Looking for a theme for your September reading? How about this: stories and knowledge. This month sees the publication of some eagerly anticipated novels, including new titles from two of the world’s most decorated writers, Colson Whitehead and Karl Ove Knausgaard. And if your tastes lean more toward nonfiction, September also has some fascinating insights into how things work, from the human body to the effects of the pandemic on the world’s economy. Whatever you’re in the mood for, odds are good that this month has something you’ll find compelling in store.
Pump: A Natural History of the Heart by Bill Schutt (Sept. 21)
How do you follow up acclaimed books about blood and cannibalism? If you’re Bill Schutt, you get to the heart of the matter by taking a very literal route. Pump is a comprehensive look at the heart, covering its role in the human body and culture as well as its biological function across a wide variety of species. There’s a reason why the heart has long fascinated poets and physicians alike; this book offers a detailed explanation of why.
The Actual Star by Monica Byrne (Sept. 14)
Over the years, a number of writers have taken the idea of telling an epic story across distinctive time periods and run with it. That same description applies to the likes of Alan Garner’s Red Shift, Namwali Serpell’s The Old Drift and David Mitchell’s Cloud Atlas. With her new novel, Monica Byrne joins that company and tells an expansive story that hearkens back to the days of the Maya civilization and then hurtles forward into the future.
Inter State: Essays From California by José Vadi (Sept. 14)
In the last 100 years, California’s history has encompassed labor unrest, natural disasters and a massive tech boom. What are some of the threads that bind those fractured histories together? In his new essay collection Inter State, José Vadi offers a distinctive perspective on the past, present and future of the Golden State.
The War for Gloria by Atticus Lish (Sept. 7)
Atticus Lish’s first novel, the award-winning Preparation for the Next Life, told the story of an unconventional romance and blended empathic tenderness with an exploration of trauma. With his latest novel, he returns to some of those same themes in a new context, focusing a young man’s coming of age as he deals with his mother’s terminal illness and his father’s deceptions. It’s a deeply felt, often unpredictable work of fiction.
Shutdown: How Covid Shook the World’s Economy by Adam Tooze (Sept. 7)
The pandemic is far from over, but we can start to explore the ways in which it’s affected different aspects of society. With his new book Shutdown, Adam Tooze brings the same acuity that he demonstrated in his acclaimed Crashed to explore the full spectrum of COVID-19’s effects on the global economy.

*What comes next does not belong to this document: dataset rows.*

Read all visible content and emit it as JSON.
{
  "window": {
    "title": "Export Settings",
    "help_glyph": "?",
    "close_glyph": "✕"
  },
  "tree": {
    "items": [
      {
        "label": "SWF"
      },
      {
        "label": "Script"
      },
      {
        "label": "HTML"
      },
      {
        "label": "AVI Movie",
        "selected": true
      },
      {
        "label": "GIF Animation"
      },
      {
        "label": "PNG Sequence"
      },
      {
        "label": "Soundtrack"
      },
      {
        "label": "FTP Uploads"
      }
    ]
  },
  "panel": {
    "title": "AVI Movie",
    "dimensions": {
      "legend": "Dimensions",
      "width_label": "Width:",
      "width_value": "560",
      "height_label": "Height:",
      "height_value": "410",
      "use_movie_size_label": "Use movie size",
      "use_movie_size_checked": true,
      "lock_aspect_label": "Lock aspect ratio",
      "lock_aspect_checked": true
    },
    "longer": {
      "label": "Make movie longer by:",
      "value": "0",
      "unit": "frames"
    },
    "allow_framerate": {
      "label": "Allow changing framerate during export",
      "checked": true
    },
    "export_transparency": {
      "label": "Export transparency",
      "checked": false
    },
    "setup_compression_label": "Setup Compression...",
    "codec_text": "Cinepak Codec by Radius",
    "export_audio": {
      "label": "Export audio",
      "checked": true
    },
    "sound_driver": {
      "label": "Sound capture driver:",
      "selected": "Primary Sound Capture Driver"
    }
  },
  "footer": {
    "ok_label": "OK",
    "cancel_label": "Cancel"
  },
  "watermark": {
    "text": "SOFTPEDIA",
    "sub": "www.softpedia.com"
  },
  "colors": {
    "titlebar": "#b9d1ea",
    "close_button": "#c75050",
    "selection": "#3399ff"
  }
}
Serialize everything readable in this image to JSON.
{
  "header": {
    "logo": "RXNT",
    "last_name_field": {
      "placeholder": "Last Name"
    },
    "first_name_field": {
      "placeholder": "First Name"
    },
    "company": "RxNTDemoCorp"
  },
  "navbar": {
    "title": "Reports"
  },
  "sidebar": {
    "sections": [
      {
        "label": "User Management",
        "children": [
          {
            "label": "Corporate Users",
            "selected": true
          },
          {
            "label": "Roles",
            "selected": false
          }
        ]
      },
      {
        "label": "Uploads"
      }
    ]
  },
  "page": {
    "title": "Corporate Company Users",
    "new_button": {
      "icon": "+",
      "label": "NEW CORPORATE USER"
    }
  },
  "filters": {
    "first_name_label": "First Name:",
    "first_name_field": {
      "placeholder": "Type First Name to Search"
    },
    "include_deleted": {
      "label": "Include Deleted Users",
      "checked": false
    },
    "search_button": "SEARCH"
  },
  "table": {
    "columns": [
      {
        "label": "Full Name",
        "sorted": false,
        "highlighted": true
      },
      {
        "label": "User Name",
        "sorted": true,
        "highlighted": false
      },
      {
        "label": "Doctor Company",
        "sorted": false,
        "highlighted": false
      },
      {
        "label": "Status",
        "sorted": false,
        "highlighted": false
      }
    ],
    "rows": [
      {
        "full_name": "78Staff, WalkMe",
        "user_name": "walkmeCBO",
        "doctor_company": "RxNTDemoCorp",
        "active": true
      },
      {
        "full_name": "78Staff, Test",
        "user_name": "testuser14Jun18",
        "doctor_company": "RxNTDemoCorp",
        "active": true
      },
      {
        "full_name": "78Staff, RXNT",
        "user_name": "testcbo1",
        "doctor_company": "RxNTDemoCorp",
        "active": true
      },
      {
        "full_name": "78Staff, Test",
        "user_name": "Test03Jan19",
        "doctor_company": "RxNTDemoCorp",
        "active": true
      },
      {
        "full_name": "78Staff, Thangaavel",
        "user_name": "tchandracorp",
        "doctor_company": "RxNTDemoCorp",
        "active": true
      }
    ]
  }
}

Harlem Shuffle by Colson Whitehead (Sept. 14)
Colson Whitehead’s last two novels both won the Pulitzer Prize for Fiction, making him one of a handful of writers to have received this prestigious honor twice. His new book offers another journey back in time, transporting the reader to the 1960s to tell the story of a man caught between his family’s underworld ties and his own desire to make a more legitimate living. Thrilling and panoramic, this shows off yet another side of Whitehead’s immense literary talents.
The Morning Star by Karl Ove Knausgaard (Sept. 28)
Over the course of a decade, Karl Ove Knausgaard chronicled his own life and family history in the six-volume My Struggle, helping to spark debates over autobiographical fiction along the way. What’s next for him? Apparently the answer involves a journey into the uncanny. The Morning Star finds him heading into the supernatural — and if you’ve read his earlier novel A Time for Everything, you’ll know that the combination of this author and the supernatural is volatile indeed.
Brothers on Three: A True Story of Family, Resistance, and Hope on a Reservation in Montana by Abe Streep (Sept. 7)
In 2017, the Arlee Warriors — a high school basketball team based on the Flathead Indian Reservation — won a state championship in Montana. But the narrative of this team’s push for glory on the court isn’t the only story here. Abe Streep has written about this team before, and with Brothers on Three he offers a complex and moving portrait of athletes and a community.
The Trees by Percival Everett (Sept. 7)
Over the course of his career, Percival Everett has written everything from incisive satire to head-spinning literary thrillers. If you haven’t encountered his work yet, this is an excellent time to start – and The Trees, about a pair of investigators looking into the origins of a series of surreal murders that may point to a larger conspiracy.
The N’Gustro Affair by Jean-Patrick Manchette (Sept. 21)
We’ve touted the virtues of Jean-Patrick Manchette’s taut thrillers here before, and we likely will again. First published in the 1960s and 1970s, Manchette’s fiction is frequently gripping, even as it contended with political and intellectual questions. Here, he takes the reader into the mind of a man involved in an assassination plot gone wrong — and its haunting implications.